Case Name: IN THE MATTER OF THE SUCCESSION OF WILLIAM EWELL COOPER, JR.
Court: Louisiana Supreme Court
Jurisdiction: Louisiana
Decision Date: 2017-12-15
Citations: 231 So. 3d 603
Docket Number: NO. 2017-CC-1700
Parties: IN THE MATTER OF THE SUCCESSION OF WILLIAM EWELL COOPER, JR.
Judges: 
Reporter: Southern Reporter, Third Series
Volume: 231
Pages: 603–604

Head Matter:
IN THE MATTER OF THE SUCCESSION OF WILLIAM EWELL COOPER, JR.
NO. 2017-CC-1700
Supreme Court of Louisiana.
12/15/2017

Opinion:
ON WRIT OF CERTIORARI TO THE COURT OF APPEAL, FIRST CIRCUIT, PARISH OF EAST BATON ROUGE
GENOVESE, J.,
would grant and assigns reasons.
hi disagree with the majority's denial of this writ. The appellate court reversed the trial court and ruled that "because more than five years have elapsed since the decedent's will was filed for probate, Evan Cooper's claims against defendants-in-intervention, Sarah Cooper and Burton Cooper, are prescribed." In the Matter of the Succession of Cooper, Jr., 17-310, p. 1 (La.

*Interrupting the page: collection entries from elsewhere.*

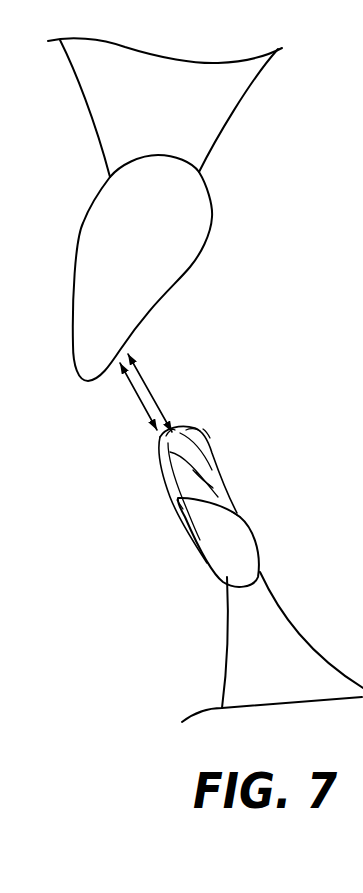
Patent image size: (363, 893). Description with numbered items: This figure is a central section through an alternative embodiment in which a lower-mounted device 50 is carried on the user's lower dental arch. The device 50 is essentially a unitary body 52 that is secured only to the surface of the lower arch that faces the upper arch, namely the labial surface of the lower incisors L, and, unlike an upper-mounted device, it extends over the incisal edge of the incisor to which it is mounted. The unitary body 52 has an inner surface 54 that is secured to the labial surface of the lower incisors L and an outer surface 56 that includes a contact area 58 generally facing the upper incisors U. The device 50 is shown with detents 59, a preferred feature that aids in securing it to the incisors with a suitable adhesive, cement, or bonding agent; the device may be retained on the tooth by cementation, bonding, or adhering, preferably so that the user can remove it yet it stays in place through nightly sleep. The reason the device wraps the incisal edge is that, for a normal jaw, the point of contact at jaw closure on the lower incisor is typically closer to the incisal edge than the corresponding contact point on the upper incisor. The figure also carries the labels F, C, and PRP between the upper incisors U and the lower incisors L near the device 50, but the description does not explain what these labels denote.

The upper incisors U is at (128, 238).
The lower incisors L is at (217, 550).
The force / compression direction arrows F is at (138, 365).
The cavity between vertebral bodies C is at (140, 405).
The lower-mounted device 50 is at (203, 478).
The unitary body 52 is at (190, 432).
The inner surface 54 is at (200, 465).
The outer surface 56 is at (177, 502).
The contact area 58 is at (173, 431).
The detents 59 is at (206, 429).
The platelet rich plasma PRP is at (200, 476).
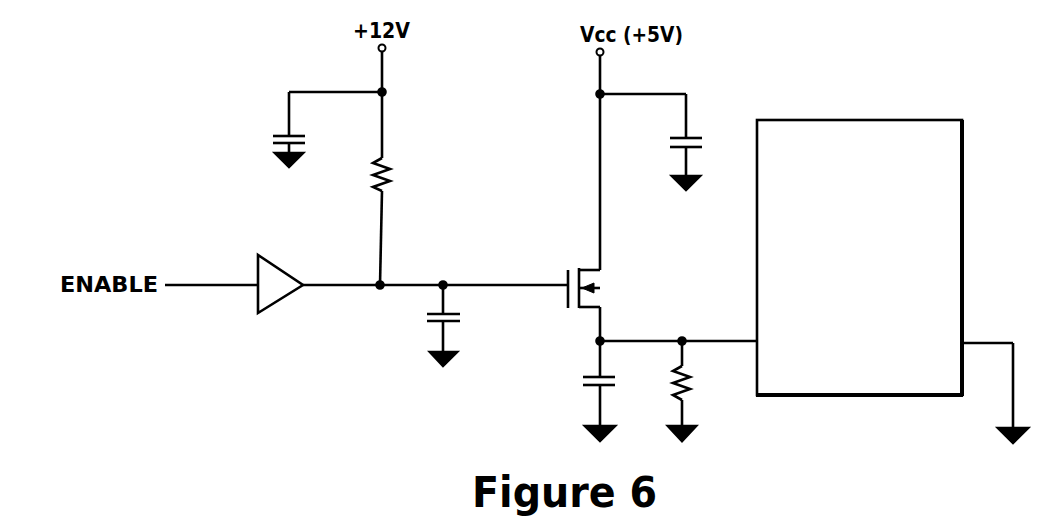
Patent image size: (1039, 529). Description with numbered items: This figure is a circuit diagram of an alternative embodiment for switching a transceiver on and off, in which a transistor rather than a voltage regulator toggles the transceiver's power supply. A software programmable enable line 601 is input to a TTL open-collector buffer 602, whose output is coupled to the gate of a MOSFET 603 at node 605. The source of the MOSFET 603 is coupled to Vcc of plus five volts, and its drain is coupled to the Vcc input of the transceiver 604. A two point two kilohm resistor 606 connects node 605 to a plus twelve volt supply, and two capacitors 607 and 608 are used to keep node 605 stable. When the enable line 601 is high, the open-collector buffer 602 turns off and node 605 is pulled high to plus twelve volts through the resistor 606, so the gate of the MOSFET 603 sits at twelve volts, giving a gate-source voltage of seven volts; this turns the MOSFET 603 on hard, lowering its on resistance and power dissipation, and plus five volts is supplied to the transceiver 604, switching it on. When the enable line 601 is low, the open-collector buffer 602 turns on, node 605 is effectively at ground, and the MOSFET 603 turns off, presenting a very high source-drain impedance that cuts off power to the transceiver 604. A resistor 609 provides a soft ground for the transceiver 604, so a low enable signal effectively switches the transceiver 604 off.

The enable line 601 is at (193, 283).
The open-collector buffer 602 is at (277, 266).
The MOSFET 603 is at (568, 273).
The transceiver 604 is at (927, 120).
The node 605 is at (466, 265).
The resistor 606 is at (391, 168).
The capacitor 607 is at (280, 133).
The capacitor 608 is at (430, 323).
The resistor 609 is at (688, 392).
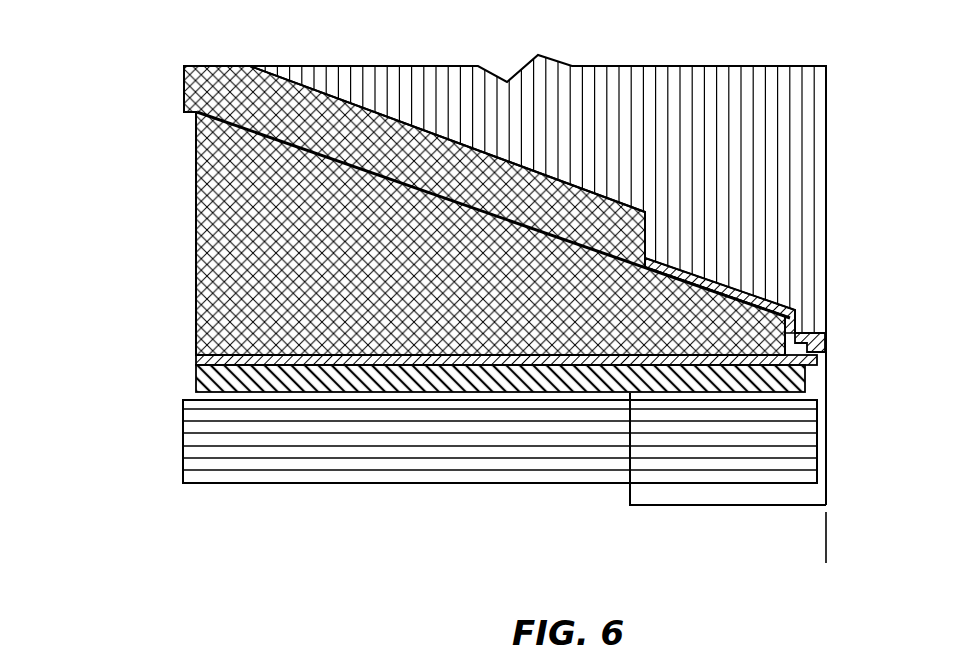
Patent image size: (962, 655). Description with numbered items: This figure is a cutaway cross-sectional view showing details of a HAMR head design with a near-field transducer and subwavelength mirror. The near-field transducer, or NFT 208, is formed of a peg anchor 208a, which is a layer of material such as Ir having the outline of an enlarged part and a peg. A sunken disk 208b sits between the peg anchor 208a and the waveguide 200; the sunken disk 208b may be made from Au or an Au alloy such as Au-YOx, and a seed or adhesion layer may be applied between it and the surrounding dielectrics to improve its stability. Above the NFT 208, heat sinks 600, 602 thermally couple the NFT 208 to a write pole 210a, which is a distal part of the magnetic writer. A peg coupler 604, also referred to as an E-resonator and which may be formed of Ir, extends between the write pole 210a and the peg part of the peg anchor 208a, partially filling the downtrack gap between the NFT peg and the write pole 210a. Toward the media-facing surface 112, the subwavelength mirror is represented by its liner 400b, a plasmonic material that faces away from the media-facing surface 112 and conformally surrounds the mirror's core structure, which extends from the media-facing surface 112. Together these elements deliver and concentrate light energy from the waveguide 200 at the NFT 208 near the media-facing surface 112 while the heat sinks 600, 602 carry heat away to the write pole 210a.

The write pole 210a is at (731, 87).
The heat sink 600 is at (195, 260).
The heat sink 602 is at (185, 85).
The peg coupler 604 is at (826, 338).
The near-field transducer (NFT) 208 is at (104, 365).
The peg anchor 208a is at (197, 362).
The sunken disk 208b is at (195, 388).
The waveguide 200 is at (310, 473).
The liner 400b is at (753, 495).
The media-facing surface 112 is at (827, 540).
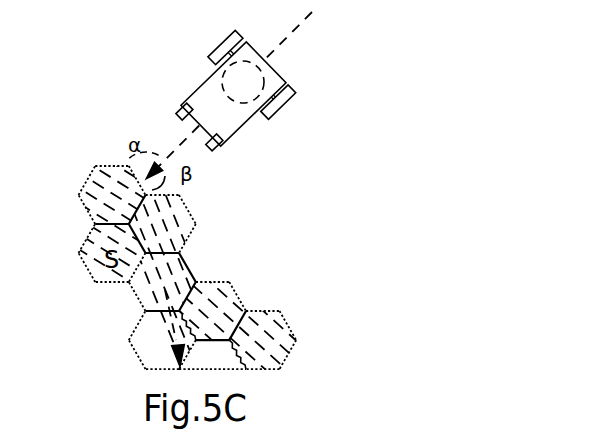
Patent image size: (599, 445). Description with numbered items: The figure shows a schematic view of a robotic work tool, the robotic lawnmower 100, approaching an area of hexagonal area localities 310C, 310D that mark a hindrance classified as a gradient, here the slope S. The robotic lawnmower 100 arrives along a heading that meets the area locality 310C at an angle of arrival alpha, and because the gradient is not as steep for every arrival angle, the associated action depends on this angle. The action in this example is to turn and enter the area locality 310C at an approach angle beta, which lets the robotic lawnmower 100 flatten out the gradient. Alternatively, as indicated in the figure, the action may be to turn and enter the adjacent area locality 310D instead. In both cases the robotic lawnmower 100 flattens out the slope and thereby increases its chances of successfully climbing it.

The robotic lawnmower 100 is at (236, 90).
The area locality 310C is at (94, 166).
The adjacent area locality 310D is at (257, 202).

App. 1 Cir. 7/7/17), 2017 WL 2889247 (emphasis added). In my view, the five-year liberative prescriptive period for annulment of a testament pursuant to La.Civ. Code art. 3497 is five years from the date of the probate (not filing) of the will. See Succession of Dancie, 191 La. 518, 186 So. 14 (1939), and Kilpatrick v. Kilpatrick, 625 So.2d 222 (La.App. 2 Cir. 1993), writ denied, 93-2655 (La. 1/7/94), 631 So.2d 445. The filing of the will is of no moment. It is the probate of the will which gives it ef- feet; hence, the five-year prescriptive period for annulment should commence upon probate, not filing of the will.